Transition is a powerful and profound experience. To go from hating your body to taking control over it and steering it into the shape you desire ought to be an empowering experience. Unfortunately, our society and medical gatekeeping makes transition something you have to fight for yet have to feel ashamed about. Yes, trans bodies are different, but that does not make them something to be pitied, it makes them something to celebrate and take pride in.

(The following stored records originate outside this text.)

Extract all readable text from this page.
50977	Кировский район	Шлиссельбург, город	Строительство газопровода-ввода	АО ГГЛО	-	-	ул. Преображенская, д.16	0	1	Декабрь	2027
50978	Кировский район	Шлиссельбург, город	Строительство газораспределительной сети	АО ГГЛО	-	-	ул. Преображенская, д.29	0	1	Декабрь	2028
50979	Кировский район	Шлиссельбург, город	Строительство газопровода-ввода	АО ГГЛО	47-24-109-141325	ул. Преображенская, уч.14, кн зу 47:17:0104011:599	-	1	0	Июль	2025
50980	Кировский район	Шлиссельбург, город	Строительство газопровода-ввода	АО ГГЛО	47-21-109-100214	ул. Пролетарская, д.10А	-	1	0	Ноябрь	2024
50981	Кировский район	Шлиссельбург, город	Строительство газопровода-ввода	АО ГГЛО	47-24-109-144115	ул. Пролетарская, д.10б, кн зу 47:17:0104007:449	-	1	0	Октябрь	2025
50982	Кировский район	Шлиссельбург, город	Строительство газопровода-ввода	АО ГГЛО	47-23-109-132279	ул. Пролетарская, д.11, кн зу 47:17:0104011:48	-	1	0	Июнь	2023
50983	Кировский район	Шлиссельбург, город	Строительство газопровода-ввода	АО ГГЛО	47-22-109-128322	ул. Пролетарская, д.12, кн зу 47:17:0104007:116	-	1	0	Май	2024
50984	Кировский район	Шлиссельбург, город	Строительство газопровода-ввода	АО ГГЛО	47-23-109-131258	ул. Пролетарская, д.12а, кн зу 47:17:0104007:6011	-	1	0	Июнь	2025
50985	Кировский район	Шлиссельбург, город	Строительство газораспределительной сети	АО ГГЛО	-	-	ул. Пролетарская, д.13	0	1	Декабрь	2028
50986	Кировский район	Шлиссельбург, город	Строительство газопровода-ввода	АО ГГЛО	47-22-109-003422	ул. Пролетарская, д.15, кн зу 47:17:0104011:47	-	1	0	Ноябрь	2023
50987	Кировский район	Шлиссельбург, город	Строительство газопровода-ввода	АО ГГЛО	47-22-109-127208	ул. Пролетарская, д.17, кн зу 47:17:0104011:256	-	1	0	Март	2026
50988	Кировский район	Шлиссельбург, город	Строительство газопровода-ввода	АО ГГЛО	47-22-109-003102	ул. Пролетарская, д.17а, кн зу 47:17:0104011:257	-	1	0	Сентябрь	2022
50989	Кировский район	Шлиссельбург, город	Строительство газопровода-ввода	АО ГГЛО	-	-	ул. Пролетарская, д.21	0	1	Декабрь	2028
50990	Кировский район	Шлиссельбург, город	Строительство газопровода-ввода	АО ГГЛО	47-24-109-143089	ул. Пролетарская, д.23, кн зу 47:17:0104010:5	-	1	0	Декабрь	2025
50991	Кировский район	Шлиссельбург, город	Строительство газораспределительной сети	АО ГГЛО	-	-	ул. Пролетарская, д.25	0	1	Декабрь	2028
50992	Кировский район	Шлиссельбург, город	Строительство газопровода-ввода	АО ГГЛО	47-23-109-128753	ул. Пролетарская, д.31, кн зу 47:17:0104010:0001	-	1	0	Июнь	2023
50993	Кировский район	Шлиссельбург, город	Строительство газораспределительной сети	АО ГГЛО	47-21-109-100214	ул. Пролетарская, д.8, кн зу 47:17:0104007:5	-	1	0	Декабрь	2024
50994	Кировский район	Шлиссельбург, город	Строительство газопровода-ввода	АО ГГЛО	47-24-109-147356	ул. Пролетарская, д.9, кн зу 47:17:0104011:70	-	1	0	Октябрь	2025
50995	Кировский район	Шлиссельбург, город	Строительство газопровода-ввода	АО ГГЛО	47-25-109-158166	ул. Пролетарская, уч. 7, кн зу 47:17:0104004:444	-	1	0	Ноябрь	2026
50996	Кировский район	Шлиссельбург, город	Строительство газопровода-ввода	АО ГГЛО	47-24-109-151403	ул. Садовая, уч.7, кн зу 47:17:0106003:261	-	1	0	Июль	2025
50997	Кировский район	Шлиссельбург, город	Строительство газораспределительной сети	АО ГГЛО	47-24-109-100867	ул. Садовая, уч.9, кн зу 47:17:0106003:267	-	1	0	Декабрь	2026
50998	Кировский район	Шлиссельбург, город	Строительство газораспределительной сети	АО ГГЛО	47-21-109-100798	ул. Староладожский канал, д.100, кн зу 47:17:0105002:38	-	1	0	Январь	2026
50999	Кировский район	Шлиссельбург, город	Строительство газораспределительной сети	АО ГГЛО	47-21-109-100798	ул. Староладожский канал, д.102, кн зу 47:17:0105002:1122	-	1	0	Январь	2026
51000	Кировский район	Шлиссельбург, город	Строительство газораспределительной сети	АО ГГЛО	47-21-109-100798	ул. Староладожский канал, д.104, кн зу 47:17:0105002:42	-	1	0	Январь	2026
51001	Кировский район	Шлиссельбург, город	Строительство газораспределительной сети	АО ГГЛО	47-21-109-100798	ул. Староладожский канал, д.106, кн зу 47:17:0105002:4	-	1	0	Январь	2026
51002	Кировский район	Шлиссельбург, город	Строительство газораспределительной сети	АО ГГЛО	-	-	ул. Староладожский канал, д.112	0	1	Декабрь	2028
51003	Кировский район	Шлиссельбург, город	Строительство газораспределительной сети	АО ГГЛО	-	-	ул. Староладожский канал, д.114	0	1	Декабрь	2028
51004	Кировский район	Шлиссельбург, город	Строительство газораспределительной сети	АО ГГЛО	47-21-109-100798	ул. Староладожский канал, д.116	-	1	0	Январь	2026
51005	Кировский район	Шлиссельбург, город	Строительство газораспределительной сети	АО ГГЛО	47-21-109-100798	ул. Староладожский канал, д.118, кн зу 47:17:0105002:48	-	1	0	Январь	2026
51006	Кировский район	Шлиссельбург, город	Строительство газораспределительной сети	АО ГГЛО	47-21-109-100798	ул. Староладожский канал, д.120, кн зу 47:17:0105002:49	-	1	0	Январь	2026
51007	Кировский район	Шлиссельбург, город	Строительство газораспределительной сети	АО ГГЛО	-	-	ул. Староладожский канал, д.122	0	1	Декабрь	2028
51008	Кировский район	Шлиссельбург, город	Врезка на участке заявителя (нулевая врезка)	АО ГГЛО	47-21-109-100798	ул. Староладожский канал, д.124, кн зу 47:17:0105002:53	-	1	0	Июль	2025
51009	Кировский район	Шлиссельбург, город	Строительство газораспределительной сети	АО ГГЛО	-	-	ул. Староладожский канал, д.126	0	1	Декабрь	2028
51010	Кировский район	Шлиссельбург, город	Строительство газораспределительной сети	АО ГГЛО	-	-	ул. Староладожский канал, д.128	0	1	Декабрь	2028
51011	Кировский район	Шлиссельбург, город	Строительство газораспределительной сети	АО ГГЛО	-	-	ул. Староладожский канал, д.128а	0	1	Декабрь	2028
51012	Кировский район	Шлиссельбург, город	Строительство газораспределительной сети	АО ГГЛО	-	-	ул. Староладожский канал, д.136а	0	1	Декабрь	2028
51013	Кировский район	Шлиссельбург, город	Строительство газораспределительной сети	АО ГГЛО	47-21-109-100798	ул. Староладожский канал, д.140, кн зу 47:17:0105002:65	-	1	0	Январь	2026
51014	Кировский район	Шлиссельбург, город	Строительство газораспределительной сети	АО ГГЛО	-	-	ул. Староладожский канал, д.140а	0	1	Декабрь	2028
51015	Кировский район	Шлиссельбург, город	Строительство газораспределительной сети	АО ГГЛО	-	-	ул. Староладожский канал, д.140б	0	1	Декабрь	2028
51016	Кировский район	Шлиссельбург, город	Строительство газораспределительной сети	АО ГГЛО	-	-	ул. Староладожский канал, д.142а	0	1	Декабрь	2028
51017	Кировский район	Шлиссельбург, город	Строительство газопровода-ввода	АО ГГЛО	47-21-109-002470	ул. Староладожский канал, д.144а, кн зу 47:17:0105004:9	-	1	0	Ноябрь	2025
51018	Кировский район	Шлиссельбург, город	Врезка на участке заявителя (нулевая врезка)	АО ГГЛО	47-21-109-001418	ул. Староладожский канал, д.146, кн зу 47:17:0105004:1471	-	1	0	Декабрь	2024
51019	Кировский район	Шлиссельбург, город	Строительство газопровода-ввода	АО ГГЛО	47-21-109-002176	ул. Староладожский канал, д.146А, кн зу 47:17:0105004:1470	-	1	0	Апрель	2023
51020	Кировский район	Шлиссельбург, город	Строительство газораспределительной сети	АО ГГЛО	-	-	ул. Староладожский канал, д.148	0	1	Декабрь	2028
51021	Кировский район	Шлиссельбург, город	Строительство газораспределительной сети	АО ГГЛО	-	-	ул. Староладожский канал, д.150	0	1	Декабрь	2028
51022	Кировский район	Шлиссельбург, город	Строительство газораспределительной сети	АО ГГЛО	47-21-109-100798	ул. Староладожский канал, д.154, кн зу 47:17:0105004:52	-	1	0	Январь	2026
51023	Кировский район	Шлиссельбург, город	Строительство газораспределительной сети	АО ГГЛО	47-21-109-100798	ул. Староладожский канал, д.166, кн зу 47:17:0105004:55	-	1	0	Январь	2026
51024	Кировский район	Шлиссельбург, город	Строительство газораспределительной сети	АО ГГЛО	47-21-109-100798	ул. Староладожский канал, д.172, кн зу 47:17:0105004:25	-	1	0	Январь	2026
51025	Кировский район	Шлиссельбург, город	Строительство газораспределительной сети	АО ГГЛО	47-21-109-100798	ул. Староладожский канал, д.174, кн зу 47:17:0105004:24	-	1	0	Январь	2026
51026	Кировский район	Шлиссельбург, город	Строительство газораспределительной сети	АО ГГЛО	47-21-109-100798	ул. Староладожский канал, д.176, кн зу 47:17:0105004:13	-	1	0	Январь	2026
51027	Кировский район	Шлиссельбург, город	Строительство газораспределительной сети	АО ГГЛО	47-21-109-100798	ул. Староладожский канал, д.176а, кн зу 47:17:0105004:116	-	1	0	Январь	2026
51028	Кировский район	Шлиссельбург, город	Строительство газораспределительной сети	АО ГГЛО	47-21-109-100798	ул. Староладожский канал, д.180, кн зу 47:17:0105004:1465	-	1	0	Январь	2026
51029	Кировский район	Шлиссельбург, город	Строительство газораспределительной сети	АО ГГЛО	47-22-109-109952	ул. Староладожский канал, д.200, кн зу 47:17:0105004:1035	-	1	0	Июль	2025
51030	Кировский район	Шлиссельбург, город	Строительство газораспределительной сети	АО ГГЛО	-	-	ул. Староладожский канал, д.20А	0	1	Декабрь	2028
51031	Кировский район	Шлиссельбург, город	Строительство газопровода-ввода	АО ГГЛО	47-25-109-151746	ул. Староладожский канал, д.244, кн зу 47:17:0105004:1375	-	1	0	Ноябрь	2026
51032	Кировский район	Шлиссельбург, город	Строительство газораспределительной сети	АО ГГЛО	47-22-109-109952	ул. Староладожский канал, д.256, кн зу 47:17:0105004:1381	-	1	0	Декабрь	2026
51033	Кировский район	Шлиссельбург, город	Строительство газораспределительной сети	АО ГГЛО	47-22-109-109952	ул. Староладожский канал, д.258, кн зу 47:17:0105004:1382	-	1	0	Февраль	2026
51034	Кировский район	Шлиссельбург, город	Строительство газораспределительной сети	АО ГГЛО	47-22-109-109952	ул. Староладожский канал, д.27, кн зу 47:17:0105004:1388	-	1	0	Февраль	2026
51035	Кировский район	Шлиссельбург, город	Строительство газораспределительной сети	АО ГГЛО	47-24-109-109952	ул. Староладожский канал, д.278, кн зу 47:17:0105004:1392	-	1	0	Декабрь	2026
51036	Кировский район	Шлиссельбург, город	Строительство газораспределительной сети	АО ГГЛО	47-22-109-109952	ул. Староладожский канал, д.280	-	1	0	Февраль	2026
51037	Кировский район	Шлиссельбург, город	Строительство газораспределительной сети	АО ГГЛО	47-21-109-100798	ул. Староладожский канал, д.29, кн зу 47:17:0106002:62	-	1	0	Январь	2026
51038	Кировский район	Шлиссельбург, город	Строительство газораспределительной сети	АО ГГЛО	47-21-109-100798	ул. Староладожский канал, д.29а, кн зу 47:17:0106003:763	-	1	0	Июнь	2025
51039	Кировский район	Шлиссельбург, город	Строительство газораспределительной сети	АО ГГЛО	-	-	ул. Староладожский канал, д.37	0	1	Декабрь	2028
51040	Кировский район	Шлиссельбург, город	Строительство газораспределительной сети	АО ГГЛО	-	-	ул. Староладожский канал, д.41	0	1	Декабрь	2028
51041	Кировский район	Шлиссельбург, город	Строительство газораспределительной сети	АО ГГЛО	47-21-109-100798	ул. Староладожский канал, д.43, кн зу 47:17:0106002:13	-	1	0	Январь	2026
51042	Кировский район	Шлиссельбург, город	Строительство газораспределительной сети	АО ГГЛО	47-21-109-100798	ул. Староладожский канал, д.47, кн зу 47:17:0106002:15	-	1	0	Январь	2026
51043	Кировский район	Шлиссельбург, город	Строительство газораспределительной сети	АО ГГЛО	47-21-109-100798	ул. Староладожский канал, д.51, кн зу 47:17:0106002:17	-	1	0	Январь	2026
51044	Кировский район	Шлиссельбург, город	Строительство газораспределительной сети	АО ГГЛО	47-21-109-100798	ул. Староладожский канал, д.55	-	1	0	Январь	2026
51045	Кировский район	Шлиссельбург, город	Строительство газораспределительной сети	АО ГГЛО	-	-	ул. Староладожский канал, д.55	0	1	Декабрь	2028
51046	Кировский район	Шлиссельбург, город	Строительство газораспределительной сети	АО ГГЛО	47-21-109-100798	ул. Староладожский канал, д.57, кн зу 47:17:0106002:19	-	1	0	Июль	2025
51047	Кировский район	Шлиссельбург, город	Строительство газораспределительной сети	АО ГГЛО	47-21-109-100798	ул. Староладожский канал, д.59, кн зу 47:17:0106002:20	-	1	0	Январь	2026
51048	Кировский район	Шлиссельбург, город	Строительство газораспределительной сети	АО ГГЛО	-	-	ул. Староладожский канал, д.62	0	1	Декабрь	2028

My lively little critters I create in my studio are my expression of beauty and power in transition. To challenge viewers to think beyond what was thought possible and to see beauty in transformation and what at first glance may be strange and different.
Loved reading this, appreciate you taking the time to write it. Would love to buy a leggy pot someday, but I would just worry about it the entire time it flew from the UK to the US.
Love love love this! The connection between transness and genres like horror / sci-fi / fantasy resonates really deeply for me, and I’m amazed by how you can articulate this feeling in both words and art. Also it reminds me of this awesome trans sci-fi anthology called Meanwhile, Elsewhere, I highly recommend it!